Éste le miraba fijamente y decía:

—¿Cómo es esa cancioncilla, pequeño príncipe, cómo es? ¿No quieres cantarla otra vez para tu viejo soldado que se va a la guerra?

Y Alejandro trataba de cantar la cancioncilla que provocaba la risa general, mas no lo lograba, pues se le hacía un nudo en la garganta. Se dio la vuelta para regresar a su estancia, pero vio delante de sí el paisaje nevado, vio nuevamente a Aristandro de rodillas, rígido como un cadáver y con los ojos en blanco.
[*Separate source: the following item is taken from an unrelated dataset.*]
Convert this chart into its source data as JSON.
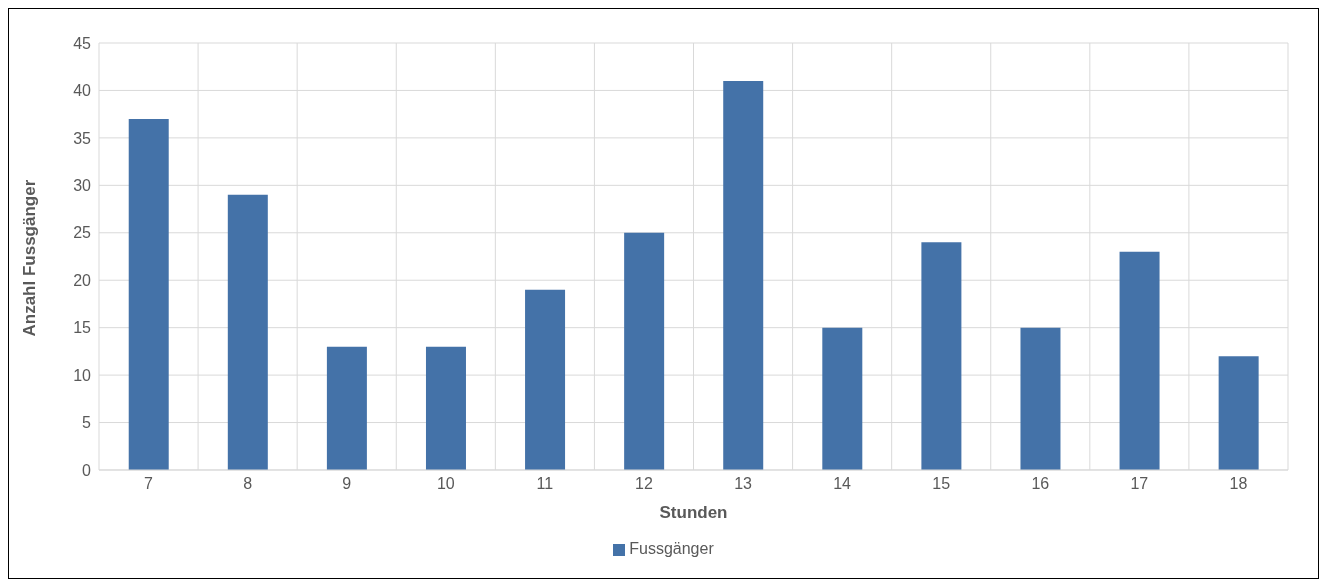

Sacó fuerzas de flaqueza para alcanzar con la mano el manto que había abandonado sobre la nieve, pero mientras con inmenso esfuerzo volvía la cabeza hacia aquel lado, se quedó paralizado del estupor: delante de él estaba Parmenión, pálido bajo la luna, embutido en su armadura, con su magnífica espada que le colgaba del costado.

Los ojos se le llenaron de lágrimas mientras murmuraba:

—Viejo... valeroso... soldado... perdóname.

Parmenión frunció apenas los labios en una melancólica sonrisa y respondió:

—Ahora estoy con mis hijos. Estamos todos bien. Adiós, Aléxandre. Obtendrás mi perdón cuando volvamos a vernos. Y no será dentro de mucho.

Se alejó a paso lento por la nieve inmaculada y se desvaneció en la sombra.

En aquel momento, Alejandro notó una sacudida de conciencia y de golpe vio frente a él a Aristandro, que sostenía en la mano su manto y le decía:

—¡Cúbrete, rápido, cúbrete! Has estado a punto de morir.

Alejandro consiguió levantarse y envolverse en su manto, y la tibieza de la lana le reanimó lentamente.

—¿Qué ha sucedido? —le preguntó Aristandro—. He empleado todas las potencias de mi espíritu, pero no recuerdo nada.

—He visto a Parmenión. Iba revestido con su armadura, pero no tenía ninguna herida y me ha sonreído. —Agachó la cabeza con gesto desconsolado—. Pero probablemente no ha sido más que una ilusión.

—¿Ilusión? —dijo el vidente—. Tal vez no. Mira.

Alejandro se volvió y vio una fila de huellas en la nieve que terminaban a un tiro de piedra, como si el que las había dejado se hubiera disuelto en el aire. Se arrodilló para tocarlas con la punta de los dedos y luego se volvió hacia Aristandro con la mirada llena de asombro.

—Botas macedonias... claveteadas. Oh, gran Zeus, pero ¿es posible?

El vidente clavó la mirada en el horizonte.

—Volvamos —dijo—. Es tarde. Las estrellas que nos han protegido hasta ahora están a punto de desaparecer.